Text Classification Using Machine Learning

Tutorial 4 of 5

1. Introduction

In this tutorial, we will delve into the realm of text classification using machine learning. Text classification is the process of categorizing text into organized groups. By the end of this tutorial, you will learn how to implement a text classification model from scratch.

To follow along with this tutorial, you should have a basic understanding of Python programming and the fundamentals of machine learning. Knowledge of libraries like Pandas, NumPy, and Scikit-learn will be beneficial.

2. Step-by-Step Guide

Text Classification involves two steps: Training and Testing. In the Training phase, the model is trained on a pre-defined set of categories (labels), and in the Testing phase, the model is used to predict the category of unseen data.

We will use the Naive Bayes classifier, which is a popular machine learning algorithm for text classification.

Step 1: Import Necessary Libraries

import numpy as np
import pandas as pd
from sklearn.model_selection import train_test_split
from sklearn.feature_extraction.text import CountVectorizer
from sklearn.naive_bayes import MultinomialNB
from sklearn.metrics import accuracy_score

Step 2: Load and Prepare the Dataset

The data should be in a structured format. Each row in the dataset should contain a text and its corresponding label.

df = pd.read_csv('dataset.csv')

# Split the data into train and test sets
X_train, X_test, y_train, y_test = train_test_split(df['text'], df['label'], test_size=0.2, random_state=1)

Step 3: Text Vectorization

Machine learning models understand numbers, not words. So, we convert our texts into numbers using CountVectorizer.

vectorizer = CountVectorizer()
X_train = vectorizer.fit_transform(X_train)
X_test = vectorizer.transform(X_test)

Step 4: Training the Model

We will now train our model using the Multinomial Naive Bayes algorithm.

model = MultinomialNB()
model.fit(X_train, y_train)

Step 5: Testing the Model

Now, let's test our model using the test set and print out the accuracy score.

y_pred = model.predict(X_test)
print("Accuracy: ", accuracy_score(y_test, y_pred))

3. Code Examples

Let's look at a practical example:

# Import Libraries
import pandas as pd
from sklearn.model_selection import train_test_split
from sklearn.feature_extraction.text import CountVectorizer
from sklearn.naive_bayes import MultinomialNB
from sklearn.metrics import accuracy_score

# Load Dataset
df = pd.read_csv('spam.csv')
X_train, X_test, y_train, y_test = train_test_split(df['EmailText'], df['Label'], test_size=0.2, random_state=1)

# Text Vectorization
vectorizer = CountVectorizer()
X_train = vectorizer.fit_transform(X_train)
X_test = vectorizer.transform(X_test)

# Train the Model
model = MultinomialNB()
model.fit(X_train, y_train)

# Test the Model
y_pred = model.predict(X_test)
print("Accuracy: ", accuracy_score(y_test, y_pred))

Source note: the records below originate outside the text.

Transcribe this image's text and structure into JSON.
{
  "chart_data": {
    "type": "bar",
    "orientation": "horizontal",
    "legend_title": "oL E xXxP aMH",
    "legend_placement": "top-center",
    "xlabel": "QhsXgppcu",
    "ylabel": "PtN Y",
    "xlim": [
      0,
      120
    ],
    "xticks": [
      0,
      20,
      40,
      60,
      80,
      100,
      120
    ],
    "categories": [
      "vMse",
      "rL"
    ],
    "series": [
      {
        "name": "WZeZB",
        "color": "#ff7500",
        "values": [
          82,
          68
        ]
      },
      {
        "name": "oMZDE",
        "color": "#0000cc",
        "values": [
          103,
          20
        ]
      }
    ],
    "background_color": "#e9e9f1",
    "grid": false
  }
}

In this example, we first load a spam detection dataset. We then vectorize our text data and train the Naive Bayes model. Finally, we test our model and print the accuracy score.

4. Summary

In this tutorial, we've learned the basics of text classification using the Naive Bayes classifier. We've covered data preparation, text vectorization, model training, and testing. For next steps, you could try using different machine learning models or experiment with different feature extraction methods like TF-IDF.

5. Practice Exercises

Exercise 1: Try to implement text classification using a different machine learning algorithm like Support Vector Machine (SVM).

Exercise 2: Use a different feature extraction method like TF-IDF (Term Frequency-Inverse Document Frequency) instead of CountVectorizer.

Exercise 3: Use a more complex dataset for your model and see how well it performs.

Remember, the key to mastering machine learning is practice and experimentation. So, try different models, methods, and datasets, and see what works best!